Speaker: Dr. Richard Casagrande, University of Rhode Island

Title: “But What About the Cane Toad?” A discussion about opportunities, limitations, and misconceptions of modern Classical Biological Control.

Abstract: Harebrained attempts at biological control, evolving ecological awareness, and regulatory gridlock combine to make life interesting for current biocontrol scientists. We’ll discuss these issues and the influence of a century’s mistakes and successes on our current biocontrol programs, focusing on lily leaf beetle, swallow-worts and Phragmites australis.

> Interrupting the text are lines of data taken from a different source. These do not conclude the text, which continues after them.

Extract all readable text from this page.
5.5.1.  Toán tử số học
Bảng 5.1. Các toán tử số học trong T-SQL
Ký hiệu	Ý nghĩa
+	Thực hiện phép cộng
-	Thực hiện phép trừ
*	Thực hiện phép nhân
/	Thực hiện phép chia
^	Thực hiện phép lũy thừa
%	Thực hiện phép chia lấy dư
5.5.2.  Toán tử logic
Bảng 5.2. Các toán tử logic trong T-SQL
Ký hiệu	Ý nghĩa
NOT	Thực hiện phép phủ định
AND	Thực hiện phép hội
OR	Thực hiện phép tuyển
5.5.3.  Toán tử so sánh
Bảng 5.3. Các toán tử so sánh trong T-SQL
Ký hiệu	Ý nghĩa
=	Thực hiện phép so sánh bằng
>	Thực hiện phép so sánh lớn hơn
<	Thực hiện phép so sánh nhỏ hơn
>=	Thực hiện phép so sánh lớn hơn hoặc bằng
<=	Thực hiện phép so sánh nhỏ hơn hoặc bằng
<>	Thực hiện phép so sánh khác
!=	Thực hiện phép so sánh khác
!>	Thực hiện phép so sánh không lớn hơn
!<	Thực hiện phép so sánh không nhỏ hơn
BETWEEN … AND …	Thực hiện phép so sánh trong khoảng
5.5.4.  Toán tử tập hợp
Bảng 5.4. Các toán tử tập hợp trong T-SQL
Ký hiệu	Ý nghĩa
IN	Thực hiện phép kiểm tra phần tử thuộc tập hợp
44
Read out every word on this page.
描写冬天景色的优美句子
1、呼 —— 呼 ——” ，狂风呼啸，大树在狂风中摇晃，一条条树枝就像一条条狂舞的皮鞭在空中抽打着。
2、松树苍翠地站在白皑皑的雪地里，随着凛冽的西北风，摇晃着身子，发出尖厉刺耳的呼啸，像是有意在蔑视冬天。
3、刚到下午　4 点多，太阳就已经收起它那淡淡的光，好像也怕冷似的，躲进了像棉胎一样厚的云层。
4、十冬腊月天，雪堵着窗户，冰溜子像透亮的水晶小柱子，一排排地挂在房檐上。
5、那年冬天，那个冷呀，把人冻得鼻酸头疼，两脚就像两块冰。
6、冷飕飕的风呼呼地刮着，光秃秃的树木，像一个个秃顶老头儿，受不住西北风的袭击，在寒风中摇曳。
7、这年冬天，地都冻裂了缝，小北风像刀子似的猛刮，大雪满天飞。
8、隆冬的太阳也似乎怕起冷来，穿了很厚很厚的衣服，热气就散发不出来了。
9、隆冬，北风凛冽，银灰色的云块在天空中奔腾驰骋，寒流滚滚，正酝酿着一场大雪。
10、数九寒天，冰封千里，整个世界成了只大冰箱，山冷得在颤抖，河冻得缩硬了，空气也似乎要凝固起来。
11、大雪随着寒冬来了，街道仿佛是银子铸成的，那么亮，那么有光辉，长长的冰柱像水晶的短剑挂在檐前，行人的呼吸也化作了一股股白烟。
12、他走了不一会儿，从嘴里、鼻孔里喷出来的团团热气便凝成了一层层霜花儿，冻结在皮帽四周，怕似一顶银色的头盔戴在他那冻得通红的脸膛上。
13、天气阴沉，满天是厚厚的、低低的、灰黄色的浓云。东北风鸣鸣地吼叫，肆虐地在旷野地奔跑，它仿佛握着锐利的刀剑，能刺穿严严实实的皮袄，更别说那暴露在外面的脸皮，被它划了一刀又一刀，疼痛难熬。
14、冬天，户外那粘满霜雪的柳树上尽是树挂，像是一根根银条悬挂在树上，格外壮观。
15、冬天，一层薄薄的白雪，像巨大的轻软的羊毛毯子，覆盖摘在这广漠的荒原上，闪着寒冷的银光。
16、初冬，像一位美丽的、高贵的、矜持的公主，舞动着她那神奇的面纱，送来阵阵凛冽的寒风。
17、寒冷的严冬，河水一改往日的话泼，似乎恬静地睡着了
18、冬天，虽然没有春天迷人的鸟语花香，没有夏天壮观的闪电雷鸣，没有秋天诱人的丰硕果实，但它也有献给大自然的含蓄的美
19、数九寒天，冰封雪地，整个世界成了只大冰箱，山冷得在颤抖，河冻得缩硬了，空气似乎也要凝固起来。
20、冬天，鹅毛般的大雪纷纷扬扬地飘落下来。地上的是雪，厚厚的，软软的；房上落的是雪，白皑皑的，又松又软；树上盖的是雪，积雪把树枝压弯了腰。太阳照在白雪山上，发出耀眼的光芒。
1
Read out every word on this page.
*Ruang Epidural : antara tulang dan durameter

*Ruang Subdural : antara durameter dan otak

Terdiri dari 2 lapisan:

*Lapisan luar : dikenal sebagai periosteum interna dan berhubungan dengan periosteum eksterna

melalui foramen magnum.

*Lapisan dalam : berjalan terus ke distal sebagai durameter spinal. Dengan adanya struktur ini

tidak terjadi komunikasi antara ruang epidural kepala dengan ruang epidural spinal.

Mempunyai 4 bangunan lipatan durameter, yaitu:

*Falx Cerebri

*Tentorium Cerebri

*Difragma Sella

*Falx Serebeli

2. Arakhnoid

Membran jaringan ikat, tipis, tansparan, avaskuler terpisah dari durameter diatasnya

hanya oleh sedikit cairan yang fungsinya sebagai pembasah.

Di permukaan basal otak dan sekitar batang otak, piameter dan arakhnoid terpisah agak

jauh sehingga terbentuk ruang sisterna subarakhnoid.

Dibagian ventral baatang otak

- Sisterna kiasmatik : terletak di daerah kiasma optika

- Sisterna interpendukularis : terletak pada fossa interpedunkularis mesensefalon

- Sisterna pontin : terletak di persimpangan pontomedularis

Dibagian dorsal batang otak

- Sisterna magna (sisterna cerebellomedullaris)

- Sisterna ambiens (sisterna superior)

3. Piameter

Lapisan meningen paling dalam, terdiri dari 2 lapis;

Bio: After completing his MS and PhD degrees in entomology at Michigan State, Dr. Casagrande joined the faculty at URI in 1976 where he continues to enjoy a 3-way appointment.  His teaching has included IPM, biocontrol, and cultural entomology. He also serves as IPM Coordinator for the state and directs the biocontrol research and outreach program.  He authored and chaired the Northeast regional biocontrol project (presently NE1332) and worked on several biocontrol projects, most notably birch leafminer, hemlock adelgid, lily leaf beetle, swallow-wort, and Phragmites australis. He was honored by the Entomology Society for his work in IPM in 2000, given the L.O. Howard Distinguished Achievement Award in 2014 and most importantly – garnered several awards for catching large striped bass, bluefish, and flounder over the years.